The Higher Education Authority (HEA) pre-empted an increase in interest in some disciplines and the issue was
discussed in the context of replacing the June exams with calculated grades.
Opening additional places would ease pressure, while there is also some speculation that the Covid-19-enforced changes to the college experience in the autumn will lead to a lower take-up rate among those who do get offers.
If more students defer places, it would create opportunities for others.
Final CAO figures show a total of 77,831 applications, up from 77,415 this time last year, an overall 0.5pc increase.
The growing appetite for honours-degree (Level 8) courses saw an above-average 1.1pc rise for this group, in contrast to a 2pc dip for Level 7/6 courses (ordinary degree/ higher certificate).
The data are based on the course choices of CAO applicants following the Change of Mind period that ended on
July 1, with 44,347 applicants varying their preference lists.
For honours-degree courses, that figure is up more than 8pc on last year so, despite all the uncertainty wrought by the pandemic, a higher number of applicants than usual took the trouble to refine their course choices.

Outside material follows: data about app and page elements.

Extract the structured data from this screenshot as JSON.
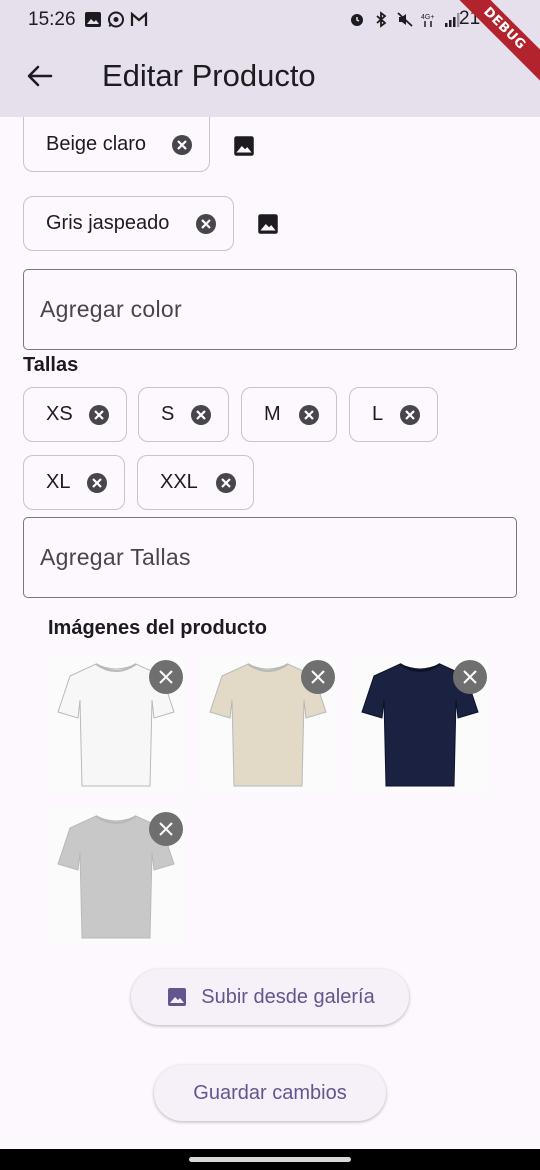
{
  "status_bar": {
    "time": "15:26",
    "battery": "21%",
    "network": "4G+",
    "debug_banner": "DEBUG"
  },
  "app_bar": {
    "title": "Editar Producto",
    "back_icon": "arrow-back-icon"
  },
  "colors": {
    "chips": [
      "Beige claro",
      "Gris jaspeado"
    ],
    "input_placeholder": "Agregar color"
  },
  "sizes": {
    "label": "Tallas",
    "chips": [
      "XS",
      "S",
      "M",
      "L",
      "XL",
      "XXL"
    ],
    "input_placeholder": "Agregar Tallas"
  },
  "images": {
    "label": "Imágenes del producto",
    "items": [
      {
        "shirt_color": "#f7f7f7"
      },
      {
        "shirt_color": "#e2d9c6"
      },
      {
        "shirt_color": "#1b2140"
      },
      {
        "shirt_color": "#c8c8c8"
      }
    ]
  },
  "actions": {
    "upload_label": "Subir desde galería",
    "save_label": "Guardar cambios"
  },
  "theme": {
    "primary": "#65558f",
    "surface": "#fdf7fe",
    "app_bar": "#e6e0ec"
  }
}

Demand for medicine has jumped 6pc on 2019, and many health-related courses have seen double-digit percentage increases.
While applications for nursing are flat, physiotherapy is up 25pc, veterinary medicine is up 16pc, dentistry is up 17pc and pharmacy is up 6pc.
There is a big surge in applications for law, which is up 16pc on July 2019 with 18,884 first preferences, from 16,187 last year.
Architecture/construction is up 7pc, biological and related sciences courses are up 5pc, and courses grouped under the heading environment are up 8pc.
Demand for primary teaching is static, reflecting students’ awareness that pupil numbers have peaked in that sector, while courses leading to jobs in second-level schools are up 7pc.
With CAO applicants showing a significant attachment to traditional professions, arts is one of the casualties, with a 7pc fall-off in interest.
Overall applications for business are unchanged, but some colleges have seen a huge surge, including Maynooth University where demand is up 21pc.
Maynooth has recorded its highest ever number of CAO applications and other noteworthy upward application trends there include psychology (20pc), law (9pc) and biological and biomedical sciences (5pc).
Maynooth University president Professor Philip Nolan said it planned to admit in excess of 3,000 students in the coming year.
UCD said its first preferences broke through the 9,000 mark, with an increase of almost 600 (7.9pc) from this time last year.
In UCD, student interest in the healthcare professions is up across each of the disciplines – medicine, nursing, radiography and physiotherapy – and it has also seen a surge in first preferences in commerce, law, psychology, veterinary medicine and computer science.
UCD’s Professor Mark Rogers said 2020 would be recorded as “a remarkable year as school leavers grappled with the disruption to their studies, the cancellation of the Leaving Certificate here in Ireland, and of final State examinations in many countries, the adjustment of university application processes to take account of calculated grades, and the uncertainty around how college life will be structured under prevailing public health restrictions dealing with Covid-19.”
Meanwhile, the University of Limerick will hold on-campus lectures for just one week a month for most students, it confirmed yesterday.
First-year undergraduates will attend on-campus lectures every three weeks, while all other students, including postgraduates, will attend lectures in person every four weeks.
In an email to students, vice-president Professor Kerstin Mey, on behalf of the Academic Planning Group at UL, said that on-campus weeks were altered to minimise number of people on campus at any time to reduce the spread of Covid-19.
“This approach, including on-campus and online learning, minimises the risk of a Covid-19 outbreak by using social bubbles (keeping year groups together) and a circuit breaker (periods off campus) based on scientific insight into the spread of the virus.”